И вот за столом, освещенный скупым лучом света, сидит Исаак.
— А что, если будет ничья?
— Впрочем, ладно, если будет ничья, твой сын останется в живых, а дети — в гетто…
Остался последний ход. Один из двух возможных.
— Исаак, мальчик мой, ты ведь можешь сделать ничью.
— Не волнуйся отец, я сделаю как надо — мгновение, совершит ход. Сам подойдет к доске, и переставит белого ферзя на место черного, объявив черному королю шах и мат. И раз за разом будет повторять этот ход. Один за другим, выйдут все дети Липмана и синхронно с Исааком, будут повторять один и тот же ход, столь схожий, но у каждого глубоко свой. Ход, казалось бы, противоречащий обыденному представлению о человеческом поведении, но, в то же время, поступок, которым определяется человек, который делает человека человеком.

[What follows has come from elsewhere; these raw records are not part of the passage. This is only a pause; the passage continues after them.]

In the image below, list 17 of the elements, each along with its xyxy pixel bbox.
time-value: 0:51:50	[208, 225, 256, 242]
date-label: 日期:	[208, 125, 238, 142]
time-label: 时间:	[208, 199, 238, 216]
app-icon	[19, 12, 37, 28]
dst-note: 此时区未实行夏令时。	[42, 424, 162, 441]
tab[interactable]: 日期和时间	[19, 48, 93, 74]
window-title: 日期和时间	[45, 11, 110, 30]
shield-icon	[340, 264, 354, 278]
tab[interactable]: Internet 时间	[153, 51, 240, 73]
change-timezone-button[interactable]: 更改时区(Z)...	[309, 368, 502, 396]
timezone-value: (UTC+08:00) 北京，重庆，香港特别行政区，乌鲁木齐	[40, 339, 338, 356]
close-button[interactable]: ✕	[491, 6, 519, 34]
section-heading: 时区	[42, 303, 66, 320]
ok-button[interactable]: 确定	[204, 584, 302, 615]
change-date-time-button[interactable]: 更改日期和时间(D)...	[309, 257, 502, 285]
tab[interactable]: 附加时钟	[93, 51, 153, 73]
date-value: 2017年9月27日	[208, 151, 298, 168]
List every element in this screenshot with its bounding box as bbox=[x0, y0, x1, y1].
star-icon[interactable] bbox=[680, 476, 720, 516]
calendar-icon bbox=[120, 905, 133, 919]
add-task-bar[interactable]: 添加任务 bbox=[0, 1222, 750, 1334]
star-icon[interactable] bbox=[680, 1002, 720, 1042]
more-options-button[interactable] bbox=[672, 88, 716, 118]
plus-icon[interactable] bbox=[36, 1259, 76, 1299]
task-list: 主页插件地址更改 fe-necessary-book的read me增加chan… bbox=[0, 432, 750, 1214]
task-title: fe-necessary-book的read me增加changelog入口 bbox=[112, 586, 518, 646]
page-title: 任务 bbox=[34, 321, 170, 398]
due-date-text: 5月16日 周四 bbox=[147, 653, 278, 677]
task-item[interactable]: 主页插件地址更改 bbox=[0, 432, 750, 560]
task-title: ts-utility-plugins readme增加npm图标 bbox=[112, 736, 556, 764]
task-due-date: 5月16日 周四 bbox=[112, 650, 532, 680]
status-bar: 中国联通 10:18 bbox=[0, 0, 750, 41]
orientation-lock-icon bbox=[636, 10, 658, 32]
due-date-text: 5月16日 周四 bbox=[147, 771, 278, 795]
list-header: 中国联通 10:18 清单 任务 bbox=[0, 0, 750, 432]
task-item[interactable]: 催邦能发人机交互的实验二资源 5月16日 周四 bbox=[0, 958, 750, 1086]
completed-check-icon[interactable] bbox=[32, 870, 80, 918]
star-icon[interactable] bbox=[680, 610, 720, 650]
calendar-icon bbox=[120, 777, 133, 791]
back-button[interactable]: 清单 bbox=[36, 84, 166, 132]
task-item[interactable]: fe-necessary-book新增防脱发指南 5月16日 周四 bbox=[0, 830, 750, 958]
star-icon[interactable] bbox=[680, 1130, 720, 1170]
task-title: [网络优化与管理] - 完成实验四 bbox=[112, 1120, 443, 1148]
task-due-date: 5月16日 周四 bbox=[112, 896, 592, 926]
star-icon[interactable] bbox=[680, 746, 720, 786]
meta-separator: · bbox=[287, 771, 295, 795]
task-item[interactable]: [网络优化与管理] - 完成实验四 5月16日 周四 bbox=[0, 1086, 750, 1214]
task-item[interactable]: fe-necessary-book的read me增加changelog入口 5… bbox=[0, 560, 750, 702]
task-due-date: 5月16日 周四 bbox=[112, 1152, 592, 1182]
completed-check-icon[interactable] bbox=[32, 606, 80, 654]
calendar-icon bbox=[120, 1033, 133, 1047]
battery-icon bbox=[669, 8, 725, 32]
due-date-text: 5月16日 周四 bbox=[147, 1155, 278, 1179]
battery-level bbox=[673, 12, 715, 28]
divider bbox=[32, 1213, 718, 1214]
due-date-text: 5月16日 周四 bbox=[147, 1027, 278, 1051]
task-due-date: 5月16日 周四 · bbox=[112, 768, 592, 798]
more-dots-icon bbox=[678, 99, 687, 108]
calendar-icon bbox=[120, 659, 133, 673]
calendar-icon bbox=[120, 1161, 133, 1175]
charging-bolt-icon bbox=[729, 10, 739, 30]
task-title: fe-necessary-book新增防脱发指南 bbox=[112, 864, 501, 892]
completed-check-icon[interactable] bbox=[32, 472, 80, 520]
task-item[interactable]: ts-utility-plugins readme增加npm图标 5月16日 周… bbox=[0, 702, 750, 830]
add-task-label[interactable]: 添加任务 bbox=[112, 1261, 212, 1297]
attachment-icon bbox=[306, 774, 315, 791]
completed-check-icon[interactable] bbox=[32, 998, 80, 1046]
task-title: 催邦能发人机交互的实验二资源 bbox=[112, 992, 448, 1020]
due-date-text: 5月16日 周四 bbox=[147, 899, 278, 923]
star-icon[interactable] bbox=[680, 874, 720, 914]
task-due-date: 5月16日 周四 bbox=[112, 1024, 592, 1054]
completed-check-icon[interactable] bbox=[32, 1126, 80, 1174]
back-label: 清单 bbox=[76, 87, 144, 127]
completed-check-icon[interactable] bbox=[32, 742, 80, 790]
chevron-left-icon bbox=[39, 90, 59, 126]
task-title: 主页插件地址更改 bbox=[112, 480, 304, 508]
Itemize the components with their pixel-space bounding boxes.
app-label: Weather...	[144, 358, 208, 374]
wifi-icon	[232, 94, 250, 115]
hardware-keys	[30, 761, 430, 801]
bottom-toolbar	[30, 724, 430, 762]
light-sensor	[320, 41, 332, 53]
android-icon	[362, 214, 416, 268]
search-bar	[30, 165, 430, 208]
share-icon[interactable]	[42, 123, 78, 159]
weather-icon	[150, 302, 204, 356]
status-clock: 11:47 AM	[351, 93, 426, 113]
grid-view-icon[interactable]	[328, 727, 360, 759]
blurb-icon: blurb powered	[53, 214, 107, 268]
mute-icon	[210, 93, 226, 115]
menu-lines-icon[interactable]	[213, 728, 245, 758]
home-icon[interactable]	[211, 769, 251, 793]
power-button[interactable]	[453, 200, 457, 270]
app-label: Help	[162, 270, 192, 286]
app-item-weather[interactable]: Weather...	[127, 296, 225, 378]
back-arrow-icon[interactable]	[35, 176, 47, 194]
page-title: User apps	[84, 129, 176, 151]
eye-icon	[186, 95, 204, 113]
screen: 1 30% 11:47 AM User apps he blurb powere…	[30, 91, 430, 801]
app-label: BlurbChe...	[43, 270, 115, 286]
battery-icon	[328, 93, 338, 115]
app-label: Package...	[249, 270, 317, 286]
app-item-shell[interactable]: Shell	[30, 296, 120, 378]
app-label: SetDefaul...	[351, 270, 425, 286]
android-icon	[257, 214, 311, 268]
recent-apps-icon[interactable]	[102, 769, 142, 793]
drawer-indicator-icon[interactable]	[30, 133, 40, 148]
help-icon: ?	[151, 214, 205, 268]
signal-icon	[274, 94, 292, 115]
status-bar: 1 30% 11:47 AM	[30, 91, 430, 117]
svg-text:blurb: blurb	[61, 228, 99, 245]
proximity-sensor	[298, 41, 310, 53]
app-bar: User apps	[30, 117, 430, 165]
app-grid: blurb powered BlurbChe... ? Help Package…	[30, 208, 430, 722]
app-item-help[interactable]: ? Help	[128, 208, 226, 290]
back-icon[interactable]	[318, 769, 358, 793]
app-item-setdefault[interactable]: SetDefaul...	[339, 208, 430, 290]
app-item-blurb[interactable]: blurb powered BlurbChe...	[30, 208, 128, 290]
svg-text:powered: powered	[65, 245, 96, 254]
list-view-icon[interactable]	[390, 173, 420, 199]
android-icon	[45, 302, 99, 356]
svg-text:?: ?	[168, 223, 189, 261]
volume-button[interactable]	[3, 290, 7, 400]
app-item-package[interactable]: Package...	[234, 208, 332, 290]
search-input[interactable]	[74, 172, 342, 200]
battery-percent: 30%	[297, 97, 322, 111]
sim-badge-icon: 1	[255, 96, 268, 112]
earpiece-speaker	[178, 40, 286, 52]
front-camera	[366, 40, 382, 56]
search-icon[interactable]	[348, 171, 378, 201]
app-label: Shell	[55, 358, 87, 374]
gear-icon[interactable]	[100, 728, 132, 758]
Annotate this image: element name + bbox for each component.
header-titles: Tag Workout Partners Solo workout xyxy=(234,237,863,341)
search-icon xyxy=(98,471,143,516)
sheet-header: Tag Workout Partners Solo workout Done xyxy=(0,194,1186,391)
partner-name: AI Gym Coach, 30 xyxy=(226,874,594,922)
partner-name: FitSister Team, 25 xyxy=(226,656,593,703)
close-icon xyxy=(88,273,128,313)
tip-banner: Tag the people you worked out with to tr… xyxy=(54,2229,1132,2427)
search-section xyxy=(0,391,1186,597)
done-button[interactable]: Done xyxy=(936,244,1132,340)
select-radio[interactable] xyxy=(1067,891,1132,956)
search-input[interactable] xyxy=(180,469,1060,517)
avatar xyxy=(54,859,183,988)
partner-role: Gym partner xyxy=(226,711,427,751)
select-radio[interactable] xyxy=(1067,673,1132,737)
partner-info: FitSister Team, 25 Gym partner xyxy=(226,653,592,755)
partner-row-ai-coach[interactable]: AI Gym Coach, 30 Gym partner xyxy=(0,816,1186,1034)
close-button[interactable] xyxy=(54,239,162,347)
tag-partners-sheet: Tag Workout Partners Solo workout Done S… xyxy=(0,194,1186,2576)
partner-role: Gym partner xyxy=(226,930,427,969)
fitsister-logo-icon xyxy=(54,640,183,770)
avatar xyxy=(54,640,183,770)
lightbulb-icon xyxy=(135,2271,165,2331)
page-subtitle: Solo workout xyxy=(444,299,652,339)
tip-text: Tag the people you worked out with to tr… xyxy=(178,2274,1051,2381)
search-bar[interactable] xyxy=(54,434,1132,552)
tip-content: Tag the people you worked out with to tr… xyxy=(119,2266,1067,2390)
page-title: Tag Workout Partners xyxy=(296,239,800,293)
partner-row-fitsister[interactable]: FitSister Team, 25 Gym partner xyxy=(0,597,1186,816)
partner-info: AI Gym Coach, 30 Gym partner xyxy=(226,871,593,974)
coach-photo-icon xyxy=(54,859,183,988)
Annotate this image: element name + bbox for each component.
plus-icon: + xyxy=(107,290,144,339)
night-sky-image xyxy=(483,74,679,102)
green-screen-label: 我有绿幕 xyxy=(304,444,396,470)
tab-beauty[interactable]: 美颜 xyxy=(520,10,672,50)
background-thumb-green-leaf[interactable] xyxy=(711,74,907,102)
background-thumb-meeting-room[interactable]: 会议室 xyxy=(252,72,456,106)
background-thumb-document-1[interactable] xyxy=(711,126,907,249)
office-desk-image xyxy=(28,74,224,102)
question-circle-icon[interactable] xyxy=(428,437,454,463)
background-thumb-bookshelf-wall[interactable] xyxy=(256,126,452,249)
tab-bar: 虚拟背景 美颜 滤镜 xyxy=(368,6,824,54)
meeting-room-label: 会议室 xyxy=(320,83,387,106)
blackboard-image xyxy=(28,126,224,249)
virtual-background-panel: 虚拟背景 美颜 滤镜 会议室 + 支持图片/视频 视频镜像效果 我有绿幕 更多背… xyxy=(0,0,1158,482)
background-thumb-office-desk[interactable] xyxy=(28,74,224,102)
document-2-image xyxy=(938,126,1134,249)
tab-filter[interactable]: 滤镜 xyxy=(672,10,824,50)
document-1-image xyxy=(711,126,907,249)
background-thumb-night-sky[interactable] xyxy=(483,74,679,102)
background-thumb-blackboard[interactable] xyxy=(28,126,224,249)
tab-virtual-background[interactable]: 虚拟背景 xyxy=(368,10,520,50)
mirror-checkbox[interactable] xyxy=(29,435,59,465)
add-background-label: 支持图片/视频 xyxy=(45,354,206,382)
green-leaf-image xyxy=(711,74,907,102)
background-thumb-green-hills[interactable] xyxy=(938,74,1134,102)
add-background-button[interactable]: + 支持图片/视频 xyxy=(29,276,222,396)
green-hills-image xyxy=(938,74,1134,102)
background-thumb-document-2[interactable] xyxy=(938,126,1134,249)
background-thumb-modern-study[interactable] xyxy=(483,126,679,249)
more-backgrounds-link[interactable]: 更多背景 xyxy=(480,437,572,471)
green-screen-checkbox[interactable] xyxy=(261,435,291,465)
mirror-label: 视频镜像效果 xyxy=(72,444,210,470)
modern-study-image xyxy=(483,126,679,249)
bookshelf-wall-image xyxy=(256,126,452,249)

Спектакль Карбаускиса не о гетто. Он о людях, которые оказались способны на невероятную, непостижимую внутреннюю боль, на самоотверженность. Людях, которые не согласились на ничью. Ничья — это покорность, согласие с правилами навязанной игры, это слабость, жалость к себе. Пусть даже это обычная человеческая слабость. Должно что-то произойти, чтобы все изменить. Ничья же возвращает все на круги своя. И это отнюдь не поступок героя. Это не поступок избранных людей, обладающих душевной способностью сделать свой свободный выбор. Эти люди крупицы в числе многих. В числе миллионов затравленных в гетто. Только по официальным данным за период холокоста было уничтожено около двух третей всего еврейского народа — шесть миллионов человек. Это около трёх тысяч человек в день. Две человеческие жизни в минуту.